しじみのオルニチンパワー

小さなしじみで体力を増進

年齢を重ねるとともに、「以前に比べて疲れやすくなった」、「体力の衰えを感じる」という人は多いでしょう。健康で若々しい体を維持するためにも、日頃から疲労回復や体力増進を心掛けたいものですね。

そこでお奨めしたいのが、古くから健康食材として親しまれている“しじみ”です。しじみには疲労回復や体力増進につながるさまざまな効果があります。

この記事では、しじみの疲労回復や体力増進の効果について、詳しく解説します。

現代人の疲れの原因は“ストレス疲労”?

日本人は江戸時代まで遡れば8割の人が農民だったといわれます。農作業の大半は力仕事だったので、その時代から比べれば現代の肉体的な疲労は少なくなっているはずです。

しかし、現代人が抱える疲れは増える一方です。これはなぜでしょう? 

実は、現代人の疲れの多くは“ストレス”によるものです。人間の体はストレスがかかると自律神経が乱れ、アドレナリンやコルチゾールなどストレスに対抗するホルモンの分泌量が増加します。

抗ストレスホルモンの分泌が過剰になると交感神経が高ぶり、血管が収縮した状態が長く続きます。
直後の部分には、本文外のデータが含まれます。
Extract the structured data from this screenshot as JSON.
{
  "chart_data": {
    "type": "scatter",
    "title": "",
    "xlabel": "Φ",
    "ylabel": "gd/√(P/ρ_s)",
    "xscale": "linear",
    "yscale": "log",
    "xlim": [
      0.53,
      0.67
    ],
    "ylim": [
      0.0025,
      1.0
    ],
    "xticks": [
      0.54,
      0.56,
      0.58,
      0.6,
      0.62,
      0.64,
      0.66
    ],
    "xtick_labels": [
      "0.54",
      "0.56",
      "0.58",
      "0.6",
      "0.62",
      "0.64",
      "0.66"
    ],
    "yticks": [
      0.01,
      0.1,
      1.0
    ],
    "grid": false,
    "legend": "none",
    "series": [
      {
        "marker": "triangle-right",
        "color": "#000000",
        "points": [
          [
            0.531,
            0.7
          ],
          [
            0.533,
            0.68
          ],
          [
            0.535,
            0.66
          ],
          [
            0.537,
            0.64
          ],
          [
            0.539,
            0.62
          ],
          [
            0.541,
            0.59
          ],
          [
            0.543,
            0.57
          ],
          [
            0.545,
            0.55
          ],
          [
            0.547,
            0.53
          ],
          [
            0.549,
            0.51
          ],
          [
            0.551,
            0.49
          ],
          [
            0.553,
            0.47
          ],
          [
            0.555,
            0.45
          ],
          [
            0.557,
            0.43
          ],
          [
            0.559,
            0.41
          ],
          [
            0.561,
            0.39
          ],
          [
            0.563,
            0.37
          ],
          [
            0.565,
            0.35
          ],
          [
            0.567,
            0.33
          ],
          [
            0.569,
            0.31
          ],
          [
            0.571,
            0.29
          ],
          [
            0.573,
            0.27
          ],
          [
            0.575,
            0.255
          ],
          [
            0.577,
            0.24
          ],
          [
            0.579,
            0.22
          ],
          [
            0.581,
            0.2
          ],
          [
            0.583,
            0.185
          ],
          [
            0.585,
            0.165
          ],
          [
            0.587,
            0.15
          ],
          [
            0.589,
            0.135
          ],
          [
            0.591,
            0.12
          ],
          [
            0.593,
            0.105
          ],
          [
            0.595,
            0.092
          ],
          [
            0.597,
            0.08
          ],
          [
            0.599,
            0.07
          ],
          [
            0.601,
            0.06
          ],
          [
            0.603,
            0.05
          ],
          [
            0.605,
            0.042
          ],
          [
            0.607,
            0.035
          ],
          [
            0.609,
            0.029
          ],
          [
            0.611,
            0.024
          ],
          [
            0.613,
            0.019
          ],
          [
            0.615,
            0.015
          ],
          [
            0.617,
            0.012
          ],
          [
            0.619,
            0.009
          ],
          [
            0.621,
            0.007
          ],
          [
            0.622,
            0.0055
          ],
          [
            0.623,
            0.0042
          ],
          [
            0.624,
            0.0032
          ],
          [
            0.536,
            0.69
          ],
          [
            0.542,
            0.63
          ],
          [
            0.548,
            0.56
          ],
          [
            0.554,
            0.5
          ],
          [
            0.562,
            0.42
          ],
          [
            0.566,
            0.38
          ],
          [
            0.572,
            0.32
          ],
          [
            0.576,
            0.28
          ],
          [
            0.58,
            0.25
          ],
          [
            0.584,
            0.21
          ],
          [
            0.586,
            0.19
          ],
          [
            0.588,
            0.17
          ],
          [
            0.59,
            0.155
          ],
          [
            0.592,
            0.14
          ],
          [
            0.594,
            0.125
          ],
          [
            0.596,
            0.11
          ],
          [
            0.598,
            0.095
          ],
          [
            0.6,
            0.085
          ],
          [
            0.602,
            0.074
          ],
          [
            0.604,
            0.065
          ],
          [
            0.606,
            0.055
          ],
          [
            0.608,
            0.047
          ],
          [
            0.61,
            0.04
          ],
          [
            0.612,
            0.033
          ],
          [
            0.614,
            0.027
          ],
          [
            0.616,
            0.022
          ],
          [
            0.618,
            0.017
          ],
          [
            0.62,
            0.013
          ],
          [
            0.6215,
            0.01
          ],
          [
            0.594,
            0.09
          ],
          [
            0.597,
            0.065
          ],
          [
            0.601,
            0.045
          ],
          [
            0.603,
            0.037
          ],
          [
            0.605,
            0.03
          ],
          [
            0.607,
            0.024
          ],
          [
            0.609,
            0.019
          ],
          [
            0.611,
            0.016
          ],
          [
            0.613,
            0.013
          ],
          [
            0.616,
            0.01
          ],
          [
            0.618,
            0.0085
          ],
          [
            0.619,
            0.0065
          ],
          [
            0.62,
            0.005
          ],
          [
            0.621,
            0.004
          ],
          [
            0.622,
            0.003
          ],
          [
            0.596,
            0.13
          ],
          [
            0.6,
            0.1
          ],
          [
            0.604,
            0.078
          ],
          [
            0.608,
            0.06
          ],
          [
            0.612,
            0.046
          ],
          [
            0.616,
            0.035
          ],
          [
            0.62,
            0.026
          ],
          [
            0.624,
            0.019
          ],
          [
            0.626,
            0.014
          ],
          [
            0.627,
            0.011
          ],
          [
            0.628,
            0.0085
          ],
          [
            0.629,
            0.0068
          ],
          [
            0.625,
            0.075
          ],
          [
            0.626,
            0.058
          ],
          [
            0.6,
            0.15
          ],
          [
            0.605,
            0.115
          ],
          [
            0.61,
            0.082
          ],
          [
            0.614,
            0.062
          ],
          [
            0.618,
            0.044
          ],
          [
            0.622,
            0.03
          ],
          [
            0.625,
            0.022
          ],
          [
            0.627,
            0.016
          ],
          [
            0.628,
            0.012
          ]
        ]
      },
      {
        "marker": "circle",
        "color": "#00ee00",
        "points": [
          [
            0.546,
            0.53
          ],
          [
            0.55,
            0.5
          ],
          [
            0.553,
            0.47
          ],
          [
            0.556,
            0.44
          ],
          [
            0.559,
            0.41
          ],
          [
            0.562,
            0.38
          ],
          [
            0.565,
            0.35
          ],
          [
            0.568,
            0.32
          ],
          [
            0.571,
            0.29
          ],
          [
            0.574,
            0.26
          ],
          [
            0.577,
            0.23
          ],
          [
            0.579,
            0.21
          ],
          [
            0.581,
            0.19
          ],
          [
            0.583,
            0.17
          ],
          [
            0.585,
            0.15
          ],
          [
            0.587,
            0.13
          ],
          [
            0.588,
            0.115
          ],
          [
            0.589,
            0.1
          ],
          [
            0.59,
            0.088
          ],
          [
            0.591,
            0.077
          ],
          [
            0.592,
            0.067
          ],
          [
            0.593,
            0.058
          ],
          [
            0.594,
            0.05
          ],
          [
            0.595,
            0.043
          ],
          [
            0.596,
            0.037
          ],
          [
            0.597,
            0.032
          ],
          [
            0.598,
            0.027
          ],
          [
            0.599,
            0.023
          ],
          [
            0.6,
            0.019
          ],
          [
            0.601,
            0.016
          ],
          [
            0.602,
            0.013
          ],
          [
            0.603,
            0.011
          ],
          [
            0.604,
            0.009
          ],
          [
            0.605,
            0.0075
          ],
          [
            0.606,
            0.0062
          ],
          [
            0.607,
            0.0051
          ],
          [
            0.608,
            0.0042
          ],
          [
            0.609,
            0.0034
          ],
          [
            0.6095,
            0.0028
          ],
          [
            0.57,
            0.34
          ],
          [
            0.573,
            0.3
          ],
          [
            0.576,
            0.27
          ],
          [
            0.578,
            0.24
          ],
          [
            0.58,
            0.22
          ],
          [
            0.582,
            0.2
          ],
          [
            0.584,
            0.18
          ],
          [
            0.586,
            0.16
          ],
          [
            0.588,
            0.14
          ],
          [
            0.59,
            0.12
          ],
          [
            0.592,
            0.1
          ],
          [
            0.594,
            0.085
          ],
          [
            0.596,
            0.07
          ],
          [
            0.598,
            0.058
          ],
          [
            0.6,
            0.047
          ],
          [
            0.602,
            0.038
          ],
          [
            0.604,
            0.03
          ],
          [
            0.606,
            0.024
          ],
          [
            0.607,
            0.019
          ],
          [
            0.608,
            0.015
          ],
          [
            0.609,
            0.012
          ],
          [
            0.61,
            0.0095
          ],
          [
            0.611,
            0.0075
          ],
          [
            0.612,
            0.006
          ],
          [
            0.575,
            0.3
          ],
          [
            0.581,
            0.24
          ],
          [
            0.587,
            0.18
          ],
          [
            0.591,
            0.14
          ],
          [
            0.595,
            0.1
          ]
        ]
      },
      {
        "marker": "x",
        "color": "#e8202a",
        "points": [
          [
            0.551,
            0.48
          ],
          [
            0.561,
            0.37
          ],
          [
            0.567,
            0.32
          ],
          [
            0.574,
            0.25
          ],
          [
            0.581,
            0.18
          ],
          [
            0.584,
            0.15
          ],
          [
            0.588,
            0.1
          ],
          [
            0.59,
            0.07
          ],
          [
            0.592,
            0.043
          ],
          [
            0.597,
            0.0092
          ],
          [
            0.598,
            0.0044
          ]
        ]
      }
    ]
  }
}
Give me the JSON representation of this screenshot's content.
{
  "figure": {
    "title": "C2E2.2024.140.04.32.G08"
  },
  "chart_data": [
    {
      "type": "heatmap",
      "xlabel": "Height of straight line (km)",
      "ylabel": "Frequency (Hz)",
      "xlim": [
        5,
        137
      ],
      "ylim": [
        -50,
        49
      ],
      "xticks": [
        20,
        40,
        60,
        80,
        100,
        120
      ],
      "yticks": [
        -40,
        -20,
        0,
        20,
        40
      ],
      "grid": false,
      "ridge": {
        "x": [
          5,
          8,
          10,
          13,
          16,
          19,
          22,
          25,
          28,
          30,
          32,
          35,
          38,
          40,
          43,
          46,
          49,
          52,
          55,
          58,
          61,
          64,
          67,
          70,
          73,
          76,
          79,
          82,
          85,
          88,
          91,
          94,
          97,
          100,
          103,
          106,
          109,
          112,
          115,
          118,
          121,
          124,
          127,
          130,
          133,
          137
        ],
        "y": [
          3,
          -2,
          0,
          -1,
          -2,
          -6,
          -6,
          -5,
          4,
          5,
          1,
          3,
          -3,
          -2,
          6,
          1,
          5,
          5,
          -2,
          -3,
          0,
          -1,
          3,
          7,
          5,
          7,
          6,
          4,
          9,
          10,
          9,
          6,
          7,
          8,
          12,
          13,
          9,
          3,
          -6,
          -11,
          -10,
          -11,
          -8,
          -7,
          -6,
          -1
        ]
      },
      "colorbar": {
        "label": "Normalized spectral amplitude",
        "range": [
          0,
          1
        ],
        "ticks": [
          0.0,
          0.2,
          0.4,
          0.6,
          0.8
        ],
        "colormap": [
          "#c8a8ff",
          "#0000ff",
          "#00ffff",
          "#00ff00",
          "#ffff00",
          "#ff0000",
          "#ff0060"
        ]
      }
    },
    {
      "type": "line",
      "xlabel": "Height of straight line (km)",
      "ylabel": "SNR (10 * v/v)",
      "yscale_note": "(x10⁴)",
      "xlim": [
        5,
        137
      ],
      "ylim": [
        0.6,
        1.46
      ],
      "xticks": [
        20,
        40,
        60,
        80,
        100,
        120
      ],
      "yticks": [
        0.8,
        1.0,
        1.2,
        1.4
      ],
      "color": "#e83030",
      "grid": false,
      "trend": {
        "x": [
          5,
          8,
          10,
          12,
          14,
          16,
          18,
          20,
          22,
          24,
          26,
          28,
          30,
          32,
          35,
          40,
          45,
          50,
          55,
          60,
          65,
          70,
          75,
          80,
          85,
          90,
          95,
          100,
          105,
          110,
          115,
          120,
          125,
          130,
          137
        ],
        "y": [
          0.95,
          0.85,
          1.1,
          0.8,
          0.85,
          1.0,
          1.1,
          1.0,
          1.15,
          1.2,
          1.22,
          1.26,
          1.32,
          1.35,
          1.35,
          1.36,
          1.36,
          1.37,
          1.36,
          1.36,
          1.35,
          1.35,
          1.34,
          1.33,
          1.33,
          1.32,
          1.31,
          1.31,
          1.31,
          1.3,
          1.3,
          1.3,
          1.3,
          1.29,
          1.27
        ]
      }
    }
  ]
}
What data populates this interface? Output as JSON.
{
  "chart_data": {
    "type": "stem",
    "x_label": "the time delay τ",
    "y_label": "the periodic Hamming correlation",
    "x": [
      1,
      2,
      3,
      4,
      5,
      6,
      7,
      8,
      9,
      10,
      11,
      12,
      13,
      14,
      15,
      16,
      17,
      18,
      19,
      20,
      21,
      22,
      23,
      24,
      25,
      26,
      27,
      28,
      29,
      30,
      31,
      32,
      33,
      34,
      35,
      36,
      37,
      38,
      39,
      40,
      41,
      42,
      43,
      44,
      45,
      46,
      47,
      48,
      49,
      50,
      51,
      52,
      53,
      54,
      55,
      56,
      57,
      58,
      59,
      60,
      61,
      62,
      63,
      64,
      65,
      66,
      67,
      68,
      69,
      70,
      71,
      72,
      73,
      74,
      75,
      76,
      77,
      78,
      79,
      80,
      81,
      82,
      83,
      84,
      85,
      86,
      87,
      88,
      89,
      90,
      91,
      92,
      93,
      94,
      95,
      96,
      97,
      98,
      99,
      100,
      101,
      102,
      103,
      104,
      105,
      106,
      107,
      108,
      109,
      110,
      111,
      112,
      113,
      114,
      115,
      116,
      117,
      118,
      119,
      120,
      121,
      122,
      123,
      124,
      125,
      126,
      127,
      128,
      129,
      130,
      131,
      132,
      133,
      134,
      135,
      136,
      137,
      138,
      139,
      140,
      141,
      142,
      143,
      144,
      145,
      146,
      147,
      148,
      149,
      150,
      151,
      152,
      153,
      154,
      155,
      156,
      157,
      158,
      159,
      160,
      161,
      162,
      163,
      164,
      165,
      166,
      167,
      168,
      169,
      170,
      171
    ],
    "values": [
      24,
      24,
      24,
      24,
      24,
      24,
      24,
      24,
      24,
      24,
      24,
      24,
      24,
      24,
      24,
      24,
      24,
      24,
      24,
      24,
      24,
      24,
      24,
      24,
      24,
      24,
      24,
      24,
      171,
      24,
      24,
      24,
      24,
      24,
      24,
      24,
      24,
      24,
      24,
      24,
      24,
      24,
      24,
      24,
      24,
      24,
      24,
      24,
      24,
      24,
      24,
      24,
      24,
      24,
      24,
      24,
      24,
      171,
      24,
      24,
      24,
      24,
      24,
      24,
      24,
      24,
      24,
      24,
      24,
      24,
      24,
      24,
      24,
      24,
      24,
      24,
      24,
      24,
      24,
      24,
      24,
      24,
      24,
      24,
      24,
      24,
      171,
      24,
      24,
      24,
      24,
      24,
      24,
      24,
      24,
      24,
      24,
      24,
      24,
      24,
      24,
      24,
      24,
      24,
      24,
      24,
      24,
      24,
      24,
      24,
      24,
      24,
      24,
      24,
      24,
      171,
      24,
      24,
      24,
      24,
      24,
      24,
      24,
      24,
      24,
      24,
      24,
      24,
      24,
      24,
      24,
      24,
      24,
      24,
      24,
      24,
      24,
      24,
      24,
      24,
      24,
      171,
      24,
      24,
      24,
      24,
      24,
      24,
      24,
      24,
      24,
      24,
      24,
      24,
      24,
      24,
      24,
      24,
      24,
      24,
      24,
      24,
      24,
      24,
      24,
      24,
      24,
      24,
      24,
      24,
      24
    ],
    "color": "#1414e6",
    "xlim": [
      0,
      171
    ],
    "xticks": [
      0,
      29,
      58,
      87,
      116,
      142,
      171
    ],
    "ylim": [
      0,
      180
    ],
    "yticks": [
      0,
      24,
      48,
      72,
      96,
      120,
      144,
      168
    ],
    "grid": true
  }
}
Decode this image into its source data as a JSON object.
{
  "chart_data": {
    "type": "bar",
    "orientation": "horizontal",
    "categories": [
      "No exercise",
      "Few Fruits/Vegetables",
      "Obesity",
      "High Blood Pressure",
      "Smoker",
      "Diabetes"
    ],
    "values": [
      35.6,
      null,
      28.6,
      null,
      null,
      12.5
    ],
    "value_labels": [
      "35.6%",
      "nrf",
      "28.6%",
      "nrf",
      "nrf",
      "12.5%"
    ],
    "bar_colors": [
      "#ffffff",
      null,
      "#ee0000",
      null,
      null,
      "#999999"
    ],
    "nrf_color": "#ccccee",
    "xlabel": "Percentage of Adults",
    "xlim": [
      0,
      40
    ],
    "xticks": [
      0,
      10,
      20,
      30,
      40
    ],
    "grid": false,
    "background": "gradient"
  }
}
全身の血流が悪化するため、細胞に酸素や栄養が十分に行き届かなくなったり、体に老廃物が溜まったりするため、細胞でエネルギーを作る力が低下するのです。

細胞でのエネルギー産生力が低下すると活動に必要なエネルギーが不足するため、なかなか疲れが回復しなくなり、ストレスが増えると体力が衰えたように感じるのです。

ストレス疲労は肝機能を低下させる

ストレスによる自律神経の乱れは内臓機能の低下も招きます。心臓、肝臓、胃などは自分では制御することができない自律神経によってコントロールされています。特に人体の化学工場といわれる肝機能が衰えると体力の低下も深刻になります。

肝臓はエネルギーの合成や貯蔵を管理すると共に、体内で発生したアンモニアなどの有害物質の解毒する働きを担っています。
体内で生じるアンモニアは細胞でエネルギーを作る“クエン酸回路”という発電所のような機能を妨害します。これも体のエネルギー不足が起こる原因となります。

つまり、ストレスを抱える人ほど血流の悪化や肝機能が低下しやすくなり、体が必要とするエネルギーが不足し、体力の低下が起こりやすくなるのです。

しじみを食べると体力が増強される理由とは?

しじみに含まれる“オルニチン”という成分を聞いたことがあると思います。実は、オルニチンには体力低下の原因となるストレス疲労を軽減させる働きがあります。

オルニチンを摂取したグループと摂取しないグループに分け、ストレステストを行った結果、オルニチンを摂取したグループの方がストレス数値が低かったという実験結果が得られています。
これは、しじみに含まれるオルニチンの働きにより、体が受けるストレスが軽減されたことを示しています。

また、しじみには必須アミノ酸のトリプトファンが豊富に含まれています。トリプトファンは自律神経を安定させるセロトニンの材料となるため、しじみを摂ることでセロトニンの合成が促進されると考えられます。

さらに、しじみには神経や脳細胞を活性化するビタミンB6や肝機能を改善するタウリンやアルギニンといった成分も多く含まれています。こうした成分もセロトニンの生成や肝機能の働きを助けます。

このように、しじみに含まれるさまざまな成分の働きによってストレス疲労が軽減され、体に必要なエネルギーの産生力が高まるため、疲労の回復や体力の維持・増進の効果が得られるのです。

ストレス疲労や肝機能の低下は自分ではなかなか気づかないことが多いものです。しじみは小粒ですが、内には大きなパワーが秘められています。普段からしじみを積極的に摂るよう心掛け、体力増進につなげていきましょう。